Kate Hudson in einer romantischen Komödie: "Wie werde ich ihn los in zehn Tagen" - eine romantische Komödie
zuletzt aktualisiert: 14.04.2003 - 14:02Frankfurt/Main (rpo). Kate Hudson spielt die junge Journalistin Andie, die zehn Tage Zeit hat, einen Mann anzulocken und zu vergraulen. Um ihre Karriere voran zu treiben, will Andie einen Artikel über "Wie werde ich ihn los in zehn Tagen" schreiben. Der Werbefachmann Ben muss in der romantischen Komödie einige Strapazen über sich ergehen lassen.
So bekommt auch der Werbefachmann Ben 10 Tage Zeit, um eine Frau zu erobern. Wenn er die Wette gewinnt, ergattert er einen lukrativen Auftrag. Verräterische geschäftliche Konkurrenz treibt ihn dabei geradewegs in Andies Fänge. So weit, so abstrus, und der Zuschauer wird gewiss keine Wetten darüber abschließen, wie diese doppelt gemoppelte Komödie ausgeht - denn sonst wäre es ja keine Komödie.
Richtig öde ist aber nur das sich lang hinziehende gegenseitige öffentliche Entlarven, Bezichtigen und Versöhnen. Bis dahin aber darf Andie ihrem Verführer in spe nach Herzenslust und ungestraft auf den Nerven herumtrampeln. Das niedliche Biest mit dem süßen Lächeln wird dabei zumindest weibliche Teenager oft zum Giggeln bringen. Ihre männlichen Begleiter werden eher mit dem Kopf auf die Lehne des Vordermannes schlagen, sofern sie nicht dieselbe Wette wie Ben eingegangen sind.
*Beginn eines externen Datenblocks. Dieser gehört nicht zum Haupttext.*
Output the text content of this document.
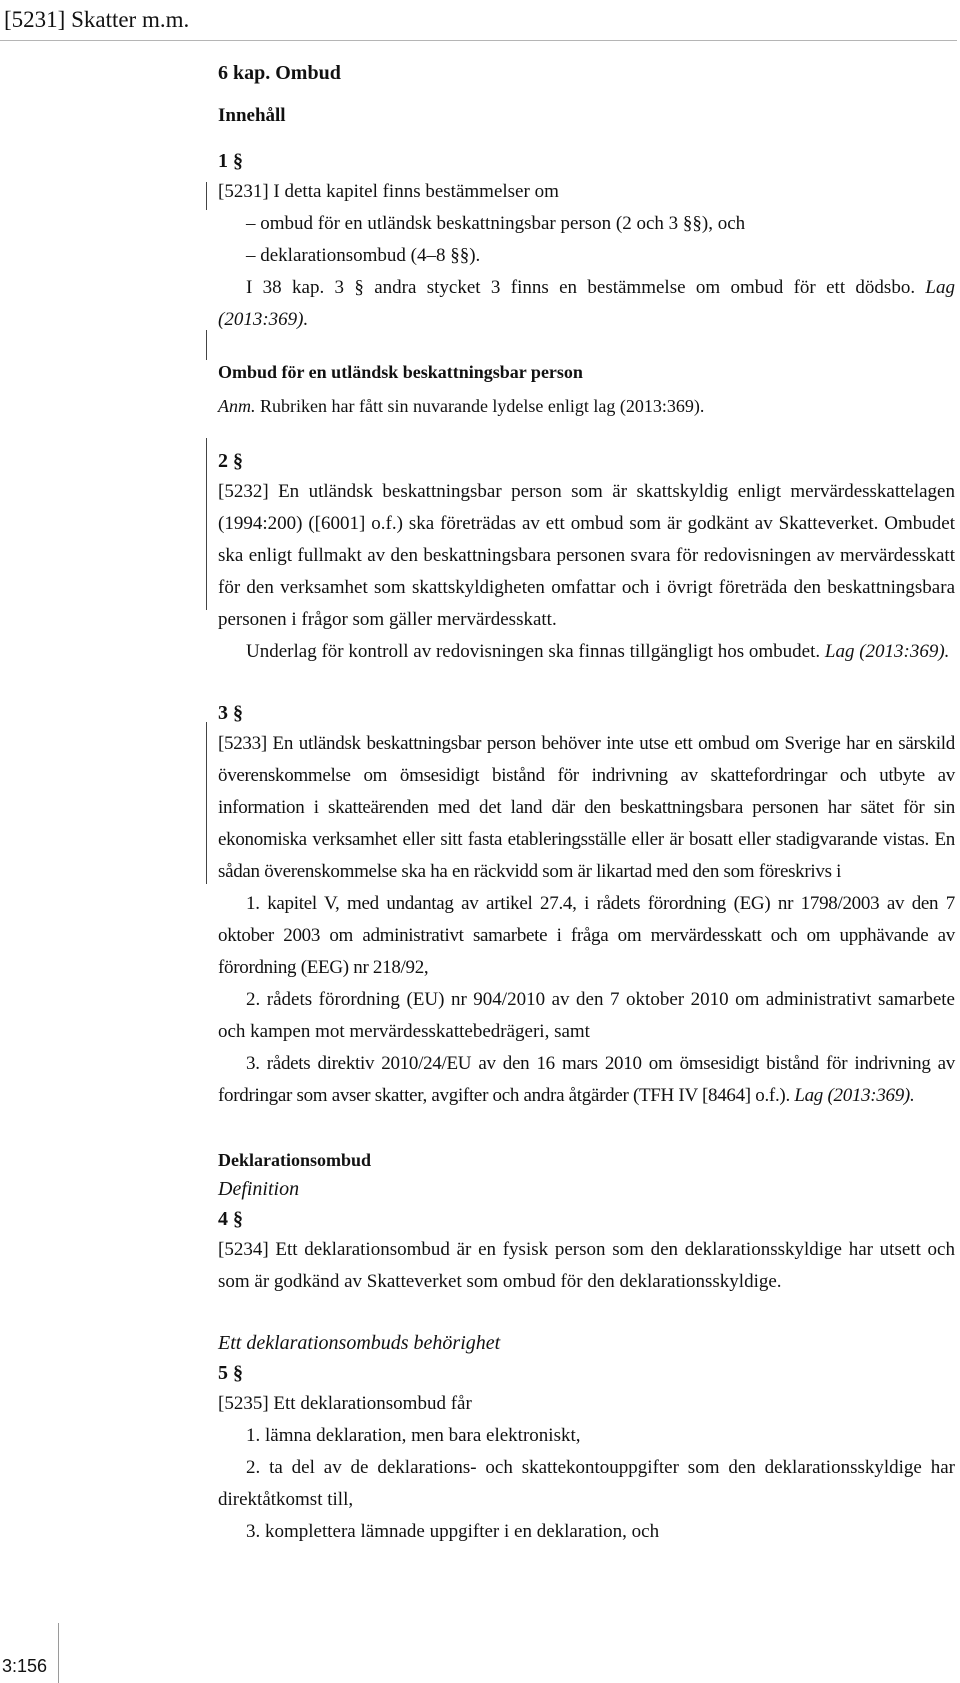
[5231] Skatter m.m.
6 kap. Ombud
Innehåll
1 §

[5231] I detta kapitel finns bestämmelser om

– ombud för en utländsk beskattningsbar person (2 och 3 §§), och

– deklarationsombud (4–8 §§).

I 38 kap. 3 § andra stycket 3 finns en bestämmelse om ombud för ett dödsbo. Lag (2013:369).

Ombud för en utländsk beskattningsbar person
Anm. Rubriken har fått sin nuvarande lydelse enligt lag (2013:369).
2 §

[5232] En utländsk beskattningsbar person som är skattskyldig enligt mervärdesskattelagen (1994:200) ([6001] o.f.) ska företrädas av ett ombud som är godkänt av Skatteverket. Ombudet ska enligt fullmakt av den beskattningsbara personen svara för redovisningen av mervärdesskatt för den verksamhet som skattskyldigheten omfattar och i övrigt företräda den beskattningsbara personen i frågor som gäller mervärdesskatt.

Underlag för kontroll av redovisningen ska finnas tillgängligt hos ombudet. Lag (2013:369).

3 §

[5233] En utländsk beskattningsbar person behöver inte utse ett ombud om Sverige har en särskild överenskommelse om ömsesidigt bistånd för indrivning av skattefordringar och utbyte av information i skatteärenden med det land där den beskattningsbara personen har sätet för sin ekonomiska verksamhet eller sitt fasta etableringsställe eller är bosatt eller stadigvarande vistas. En sådan överenskommelse ska ha en räckvidd som är likartad med den som föreskrivs i

1. kapitel V, med undantag av artikel 27.4, i rådets förordning (EG) nr 1798/2003 av den 7 oktober 2003 om administrativt samarbete i fråga om mervärdesskatt och om upphävande av förordning (EEG) nr 218/92,

2. rådets förordning (EU) nr 904/2010 av den 7 oktober 2010 om administrativt samarbete och kampen mot mervärdesskattebedrägeri, samt

3. rådets direktiv 2010/24/EU av den 16 mars 2010 om ömsesidigt bistånd för indrivning av fordringar som avser skatter, avgifter och andra åtgärder (TFH IV [8464] o.f.). Lag (2013:369).

Deklarationsombud
Definition
4 §

[5234] Ett deklarationsombud är en fysisk person som den deklarationsskyldige har utsett och som är godkänd av Skatteverket som ombud för den deklarationsskyldige.

Ett deklarationsombuds behörighet
5 §

[5235] Ett deklarationsombud får

1. lämna deklaration, men bara elektroniskt,

2. ta del av de deklarations- och skattekontouppgifter som den deklarationsskyldige har direktåtkomst till,

3. komplettera lämnade uppgifter i en deklaration, och

3:156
Ben jedenfalls bekommt einen stillen Schreikrampf, als er in seinem Spiegelschrank Tampons entdeckt, die Andie dort deponiert hat. Gekonnt tappt sie in alle Beziehungs-Fettnäpfchen: klammert, zickt, flennt und spielt die Beleidigte. Mal geht sie ran wie Blücher, mal flötet sie Ben in Babysprache an und nennt sein bestes Stück "Prinzessin Sophie". In einer der witzigsten Szenen schleppt die vermeintliche Neurotikerin mit der Twiggy-Figur ihn in ein vegetarisches Restaurant und verkündet mit lauter, weinerlicher Stimme, dass er sie zu dick finde, was Ben den tödlichen Blicken der feministischen Restaurantgäste aussetzt.
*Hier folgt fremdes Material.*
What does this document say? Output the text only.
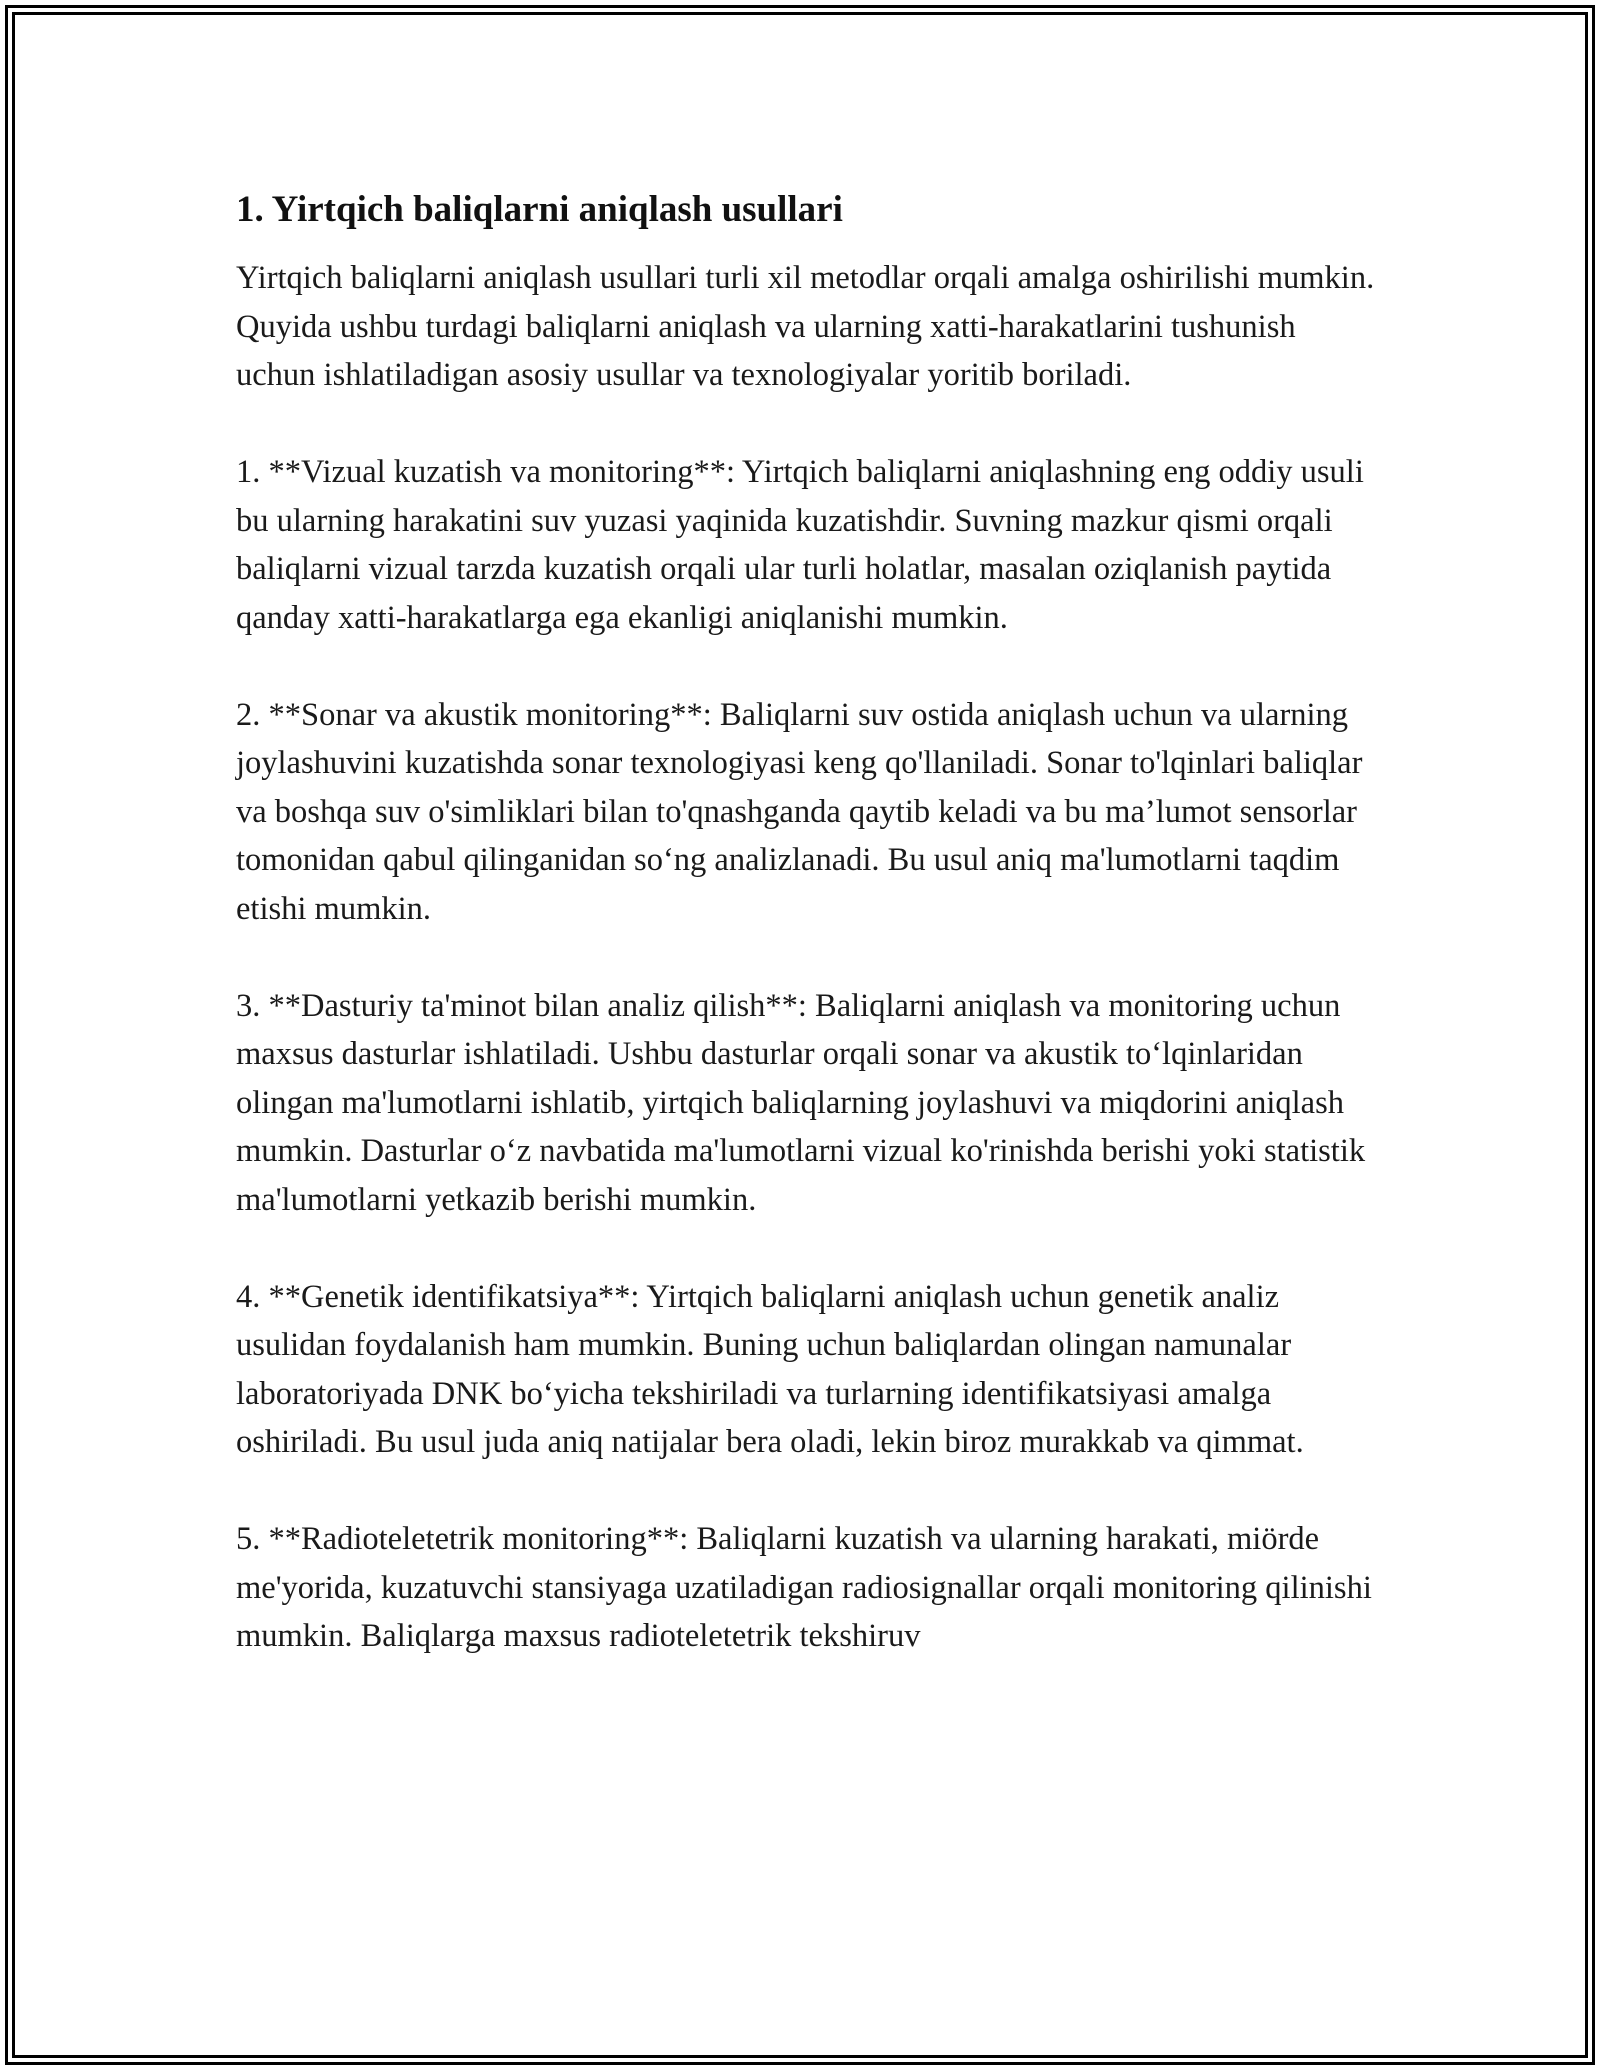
1. Yirtqich baliqlarni aniqlash usullari

Yirtqich baliqlarni aniqlash usullari turli xil metodlar orqali amalga oshirilishi mumkin. Quyida ushbu turdagi baliqlarni aniqlash va ularning xatti-harakatlarini tushunish uchun ishlatiladigan asosiy usullar va texnologiyalar yoritib boriladi.

1. **Vizual kuzatish va monitoring**: Yirtqich baliqlarni aniqlashning eng oddiy usuli bu ularning harakatini suv yuzasi yaqinida kuzatishdir. Suvning mazkur qismi orqali baliqlarni vizual tarzda kuzatish orqali ular turli holatlar, masalan oziqlanish paytida qanday xatti-harakatlarga ega ekanligi aniqlanishi mumkin.

2. **Sonar va akustik monitoring**: Baliqlarni suv ostida aniqlash uchun va ularning joylashuvini kuzatishda sonar texnologiyasi keng qo'llaniladi. Sonar to'lqinlari baliqlar va boshqa suv o'simliklari bilan to'qnashganda qaytib keladi va bu ma’lumot sensorlar tomonidan qabul qilinganidan so‘ng analizlanadi. Bu usul aniq ma'lumotlarni taqdim etishi mumkin.

3. **Dasturiy ta'minot bilan analiz qilish**: Baliqlarni aniqlash va monitoring uchun maxsus dasturlar ishlatiladi. Ushbu dasturlar orqali sonar va akustik to‘lqinlaridan olingan ma'lumotlarni ishlatib, yirtqich baliqlarning joylashuvi va miqdorini aniqlash mumkin. Dasturlar o‘z navbatida ma'lumotlarni vizual ko'rinishda berishi yoki statistik ma'lumotlarni yetkazib berishi mumkin.

4. **Genetik identifikatsiya**: Yirtqich baliqlarni aniqlash uchun genetik analiz usulidan foydalanish ham mumkin. Buning uchun baliqlardan olingan namunalar laboratoriyada DNK bo‘yicha tekshiriladi va turlarning identifikatsiyasi amalga oshiriladi. Bu usul juda aniq natijalar bera oladi, lekin biroz murakkab va qimmat.

5. **Radioteletetrik monitoring**: Baliqlarni kuzatish va ularning harakati, miörde me'yorida, kuzatuvchi stansiyaga uzatiladigan radiosignallar orqali monitoring qilinishi mumkin. Baliqlarga maxsus radioteletetrik tekshiruv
Zu viele Scherze haben einen zu langen Bart
Doch Regisseur Donald Petrie, der bereits Familientaugliches wie "Richie Rich" und "Miss Undercover" gedreht hat, traut sich nicht, mehr als nur neckischen Unfug zu zeigen. Trotz mancher atmosphärischer Anleihe bei der Fernsehserie "Sex and the City" - wie deren Heldin arbeitet auch Andie bei einem todschicken Frauenmagazin - will diese prüde Komödie harm- und anspruchslos bleiben.
Das ginge ja in Ordnung, wenn nicht zu viele Scherze einen zu langen Bart hätten. Wenn aber Andie mit selbstgekochtem Mitbringsel und dämlichen Bemerkungen Bens Pokerrunde sprengt, kupfert das Drehbuch schlicht die weit spritzigere Szene aus "Ein seltsames Paar" ab, in der Jack Lemmon Walter Matthau mit derselben hausfraulichen Hysterie attackierte (Petrie führte die zwei übrigens in "Grumpy Old Men" 1993 erneut zusammen).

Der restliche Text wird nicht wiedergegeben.